La fermeture du détroit d’Ormuz a stoppé net l’envoi de fournitures médicales vitales. Au Soudan, ce sont plus de 90 centres de santé qui se retrouvent sans antibiotiques ni antipaludéens. En Afghanistan, l’aide nutritionnelle destinée aux femmes enceintes et aux enfants doit désormais être acheminée par avion, un coût logistique dépassant la valeur même des denrées.
« Le blocage du détroit d’Ormuz, combiné à la flambée des coûts d’assurance, a un impact direct sur les patients au pire moment possible », déplore Willem Zuidema, directeur de la chaîne d’approvisionnement de l’ONG.
Pour contourner ces obstacles, l’ONG explore des itinéraires terrestres via Djeddah ou Dubaï.
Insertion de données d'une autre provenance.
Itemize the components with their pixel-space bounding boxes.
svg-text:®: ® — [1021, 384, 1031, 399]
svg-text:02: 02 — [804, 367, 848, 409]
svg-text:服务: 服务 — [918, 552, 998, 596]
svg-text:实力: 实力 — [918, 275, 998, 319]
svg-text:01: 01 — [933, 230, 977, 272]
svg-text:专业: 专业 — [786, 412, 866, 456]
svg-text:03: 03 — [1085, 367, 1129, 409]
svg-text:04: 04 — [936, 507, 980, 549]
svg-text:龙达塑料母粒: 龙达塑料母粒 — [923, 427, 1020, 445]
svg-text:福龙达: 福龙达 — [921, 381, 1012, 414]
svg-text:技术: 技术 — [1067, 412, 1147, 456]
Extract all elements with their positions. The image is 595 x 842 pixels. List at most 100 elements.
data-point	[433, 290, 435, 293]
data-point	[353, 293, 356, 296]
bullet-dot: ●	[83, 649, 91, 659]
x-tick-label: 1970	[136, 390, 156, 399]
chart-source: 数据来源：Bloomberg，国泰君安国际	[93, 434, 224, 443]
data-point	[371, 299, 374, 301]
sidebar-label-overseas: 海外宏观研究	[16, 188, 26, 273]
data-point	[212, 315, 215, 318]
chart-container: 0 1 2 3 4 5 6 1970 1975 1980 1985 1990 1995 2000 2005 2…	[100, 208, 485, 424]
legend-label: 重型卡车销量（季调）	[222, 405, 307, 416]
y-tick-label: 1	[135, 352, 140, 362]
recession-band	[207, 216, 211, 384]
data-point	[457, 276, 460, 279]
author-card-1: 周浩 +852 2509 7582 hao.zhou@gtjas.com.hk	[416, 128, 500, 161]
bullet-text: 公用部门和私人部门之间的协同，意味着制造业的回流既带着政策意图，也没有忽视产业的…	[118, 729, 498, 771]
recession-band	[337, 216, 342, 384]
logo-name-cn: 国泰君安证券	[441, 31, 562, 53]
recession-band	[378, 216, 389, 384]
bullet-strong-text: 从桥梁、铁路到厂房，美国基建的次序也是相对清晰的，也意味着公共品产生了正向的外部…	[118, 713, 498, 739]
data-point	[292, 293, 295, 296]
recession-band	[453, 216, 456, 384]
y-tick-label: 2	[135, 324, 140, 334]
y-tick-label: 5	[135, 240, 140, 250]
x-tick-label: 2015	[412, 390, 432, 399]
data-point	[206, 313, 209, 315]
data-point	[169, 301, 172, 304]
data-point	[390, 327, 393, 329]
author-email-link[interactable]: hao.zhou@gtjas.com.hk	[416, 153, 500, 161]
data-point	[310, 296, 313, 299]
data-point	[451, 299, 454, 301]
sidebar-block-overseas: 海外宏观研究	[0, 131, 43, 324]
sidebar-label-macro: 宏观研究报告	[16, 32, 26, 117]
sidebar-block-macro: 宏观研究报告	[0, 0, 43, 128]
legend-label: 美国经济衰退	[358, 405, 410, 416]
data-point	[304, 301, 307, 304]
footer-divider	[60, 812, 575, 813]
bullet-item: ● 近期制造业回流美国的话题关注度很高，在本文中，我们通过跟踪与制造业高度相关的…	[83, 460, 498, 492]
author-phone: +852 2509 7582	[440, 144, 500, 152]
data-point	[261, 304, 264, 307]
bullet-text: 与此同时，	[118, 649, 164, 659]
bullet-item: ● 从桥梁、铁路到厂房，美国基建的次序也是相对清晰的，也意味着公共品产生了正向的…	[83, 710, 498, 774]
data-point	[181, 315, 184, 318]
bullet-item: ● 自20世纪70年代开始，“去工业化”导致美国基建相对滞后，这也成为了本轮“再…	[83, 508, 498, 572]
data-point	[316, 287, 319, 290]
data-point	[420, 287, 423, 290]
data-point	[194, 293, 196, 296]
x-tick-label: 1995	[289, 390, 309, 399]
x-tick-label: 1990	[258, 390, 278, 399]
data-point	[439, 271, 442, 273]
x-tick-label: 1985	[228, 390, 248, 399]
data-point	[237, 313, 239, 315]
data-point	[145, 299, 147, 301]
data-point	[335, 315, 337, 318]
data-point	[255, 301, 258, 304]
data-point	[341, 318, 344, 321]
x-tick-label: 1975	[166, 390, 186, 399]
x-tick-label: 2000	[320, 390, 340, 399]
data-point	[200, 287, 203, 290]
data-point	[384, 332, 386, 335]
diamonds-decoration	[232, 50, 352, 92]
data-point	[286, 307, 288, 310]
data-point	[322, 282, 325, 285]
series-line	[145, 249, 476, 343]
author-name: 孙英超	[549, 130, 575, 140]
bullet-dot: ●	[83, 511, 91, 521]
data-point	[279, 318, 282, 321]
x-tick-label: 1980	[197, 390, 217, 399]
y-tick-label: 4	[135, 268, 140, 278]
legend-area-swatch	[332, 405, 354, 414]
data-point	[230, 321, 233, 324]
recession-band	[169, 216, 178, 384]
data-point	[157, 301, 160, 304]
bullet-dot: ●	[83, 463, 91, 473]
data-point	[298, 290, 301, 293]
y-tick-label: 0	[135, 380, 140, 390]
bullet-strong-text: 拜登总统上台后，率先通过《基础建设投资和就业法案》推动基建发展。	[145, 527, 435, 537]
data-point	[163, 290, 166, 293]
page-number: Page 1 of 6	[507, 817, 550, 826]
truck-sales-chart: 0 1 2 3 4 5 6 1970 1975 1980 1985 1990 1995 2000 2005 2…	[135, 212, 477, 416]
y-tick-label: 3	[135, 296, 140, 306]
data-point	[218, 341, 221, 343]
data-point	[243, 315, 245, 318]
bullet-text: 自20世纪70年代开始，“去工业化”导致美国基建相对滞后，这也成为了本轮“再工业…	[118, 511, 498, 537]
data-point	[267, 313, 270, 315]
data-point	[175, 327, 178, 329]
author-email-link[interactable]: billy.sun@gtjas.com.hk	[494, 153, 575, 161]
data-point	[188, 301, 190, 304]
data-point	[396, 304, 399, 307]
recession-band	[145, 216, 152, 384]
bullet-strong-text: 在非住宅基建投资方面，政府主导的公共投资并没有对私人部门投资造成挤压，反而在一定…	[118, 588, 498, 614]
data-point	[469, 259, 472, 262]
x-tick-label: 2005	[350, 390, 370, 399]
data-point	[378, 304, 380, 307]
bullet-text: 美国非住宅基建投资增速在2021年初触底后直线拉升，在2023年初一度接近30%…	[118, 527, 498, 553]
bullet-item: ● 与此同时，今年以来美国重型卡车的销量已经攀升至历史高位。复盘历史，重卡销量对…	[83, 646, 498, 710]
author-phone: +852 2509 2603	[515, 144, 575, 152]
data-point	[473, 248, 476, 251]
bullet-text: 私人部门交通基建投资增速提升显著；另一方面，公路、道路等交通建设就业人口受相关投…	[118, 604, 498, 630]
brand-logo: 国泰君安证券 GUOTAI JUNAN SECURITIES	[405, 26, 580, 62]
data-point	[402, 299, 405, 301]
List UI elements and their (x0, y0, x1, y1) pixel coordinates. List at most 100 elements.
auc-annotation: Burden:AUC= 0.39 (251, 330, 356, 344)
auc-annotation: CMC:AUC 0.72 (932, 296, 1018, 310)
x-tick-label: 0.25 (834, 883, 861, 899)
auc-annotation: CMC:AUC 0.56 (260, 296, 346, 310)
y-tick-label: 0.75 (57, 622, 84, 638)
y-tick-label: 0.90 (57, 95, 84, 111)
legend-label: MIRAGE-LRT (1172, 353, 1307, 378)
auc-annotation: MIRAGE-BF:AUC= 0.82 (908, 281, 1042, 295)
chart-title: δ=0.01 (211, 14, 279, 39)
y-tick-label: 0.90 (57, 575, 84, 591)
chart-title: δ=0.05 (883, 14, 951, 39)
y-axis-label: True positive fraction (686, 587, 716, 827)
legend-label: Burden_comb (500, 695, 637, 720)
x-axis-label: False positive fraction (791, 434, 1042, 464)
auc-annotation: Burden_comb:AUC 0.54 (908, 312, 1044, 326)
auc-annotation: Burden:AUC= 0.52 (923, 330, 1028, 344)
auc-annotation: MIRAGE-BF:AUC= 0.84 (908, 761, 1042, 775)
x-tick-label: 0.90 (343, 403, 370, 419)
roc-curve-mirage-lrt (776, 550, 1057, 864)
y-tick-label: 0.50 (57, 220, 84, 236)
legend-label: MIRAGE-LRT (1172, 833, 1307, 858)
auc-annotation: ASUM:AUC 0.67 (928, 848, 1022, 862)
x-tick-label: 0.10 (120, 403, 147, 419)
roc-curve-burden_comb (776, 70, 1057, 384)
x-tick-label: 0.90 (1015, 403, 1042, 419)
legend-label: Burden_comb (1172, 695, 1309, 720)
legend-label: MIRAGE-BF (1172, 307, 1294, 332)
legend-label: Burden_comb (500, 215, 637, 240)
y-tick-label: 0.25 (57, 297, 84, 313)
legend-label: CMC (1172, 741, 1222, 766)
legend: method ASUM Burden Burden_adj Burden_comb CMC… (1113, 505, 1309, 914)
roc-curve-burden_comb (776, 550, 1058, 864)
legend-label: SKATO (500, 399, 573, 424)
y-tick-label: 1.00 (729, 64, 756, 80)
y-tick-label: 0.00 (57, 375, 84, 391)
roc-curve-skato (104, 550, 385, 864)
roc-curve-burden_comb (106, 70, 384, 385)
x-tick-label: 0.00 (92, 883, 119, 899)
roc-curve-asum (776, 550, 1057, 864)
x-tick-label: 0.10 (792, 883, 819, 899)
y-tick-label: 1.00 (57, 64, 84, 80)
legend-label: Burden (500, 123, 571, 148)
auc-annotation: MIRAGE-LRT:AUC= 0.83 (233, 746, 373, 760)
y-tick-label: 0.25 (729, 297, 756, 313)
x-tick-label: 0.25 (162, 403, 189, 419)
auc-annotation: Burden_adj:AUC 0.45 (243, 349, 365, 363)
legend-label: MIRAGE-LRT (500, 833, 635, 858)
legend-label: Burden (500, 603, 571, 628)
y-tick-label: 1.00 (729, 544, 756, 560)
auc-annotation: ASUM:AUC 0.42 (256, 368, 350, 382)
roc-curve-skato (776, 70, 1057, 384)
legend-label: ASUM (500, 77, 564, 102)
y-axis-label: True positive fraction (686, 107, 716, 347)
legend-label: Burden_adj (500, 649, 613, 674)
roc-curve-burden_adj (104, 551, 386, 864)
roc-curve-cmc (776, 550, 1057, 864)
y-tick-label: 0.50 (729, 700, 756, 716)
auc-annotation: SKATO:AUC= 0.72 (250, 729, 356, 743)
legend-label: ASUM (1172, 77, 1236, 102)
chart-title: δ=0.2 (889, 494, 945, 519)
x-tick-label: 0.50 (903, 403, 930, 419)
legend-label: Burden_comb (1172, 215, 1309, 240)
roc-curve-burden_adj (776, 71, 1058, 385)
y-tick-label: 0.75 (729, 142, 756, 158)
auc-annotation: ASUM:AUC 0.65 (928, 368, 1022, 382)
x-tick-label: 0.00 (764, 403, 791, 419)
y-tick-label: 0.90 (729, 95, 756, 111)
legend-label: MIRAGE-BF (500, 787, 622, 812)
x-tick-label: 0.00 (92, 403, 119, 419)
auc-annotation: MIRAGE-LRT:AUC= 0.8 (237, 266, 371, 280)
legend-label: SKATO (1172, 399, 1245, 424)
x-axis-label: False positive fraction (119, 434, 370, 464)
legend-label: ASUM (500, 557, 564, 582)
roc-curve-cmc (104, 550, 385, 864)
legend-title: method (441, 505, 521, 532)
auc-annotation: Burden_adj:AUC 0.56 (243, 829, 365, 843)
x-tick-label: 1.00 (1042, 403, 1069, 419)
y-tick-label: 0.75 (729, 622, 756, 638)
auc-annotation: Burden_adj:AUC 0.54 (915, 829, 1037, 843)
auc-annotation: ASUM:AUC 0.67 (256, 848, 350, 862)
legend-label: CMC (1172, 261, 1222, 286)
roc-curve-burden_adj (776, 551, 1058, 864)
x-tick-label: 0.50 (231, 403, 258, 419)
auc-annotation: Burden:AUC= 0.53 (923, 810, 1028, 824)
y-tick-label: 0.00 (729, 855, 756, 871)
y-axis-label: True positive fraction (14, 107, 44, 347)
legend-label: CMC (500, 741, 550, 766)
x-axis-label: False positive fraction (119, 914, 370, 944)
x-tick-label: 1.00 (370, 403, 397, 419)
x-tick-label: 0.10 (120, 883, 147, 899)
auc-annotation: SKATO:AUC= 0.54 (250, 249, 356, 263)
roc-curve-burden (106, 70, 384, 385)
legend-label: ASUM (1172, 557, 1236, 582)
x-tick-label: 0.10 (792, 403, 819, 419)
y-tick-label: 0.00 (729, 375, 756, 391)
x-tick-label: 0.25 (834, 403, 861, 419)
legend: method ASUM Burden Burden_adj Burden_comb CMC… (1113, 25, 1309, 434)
Mais cette adaptation a un prix : les frais de transport doublent, menaçant la pérennité des programmes de nutrition et de soins.
L’organisation exhorte aujourd’hui les parties au conflit à instaurer des dérogations humanitaires immédiates pour laisser passer l’aide.
Alors que la diplomatie piétine, le coût de la guerre ne se compte plus seulement en munitions, mais en jours de traitement perdus pour des milliers d’enfants dont la survie dépend désormais d’un conteneur bloqué à quai.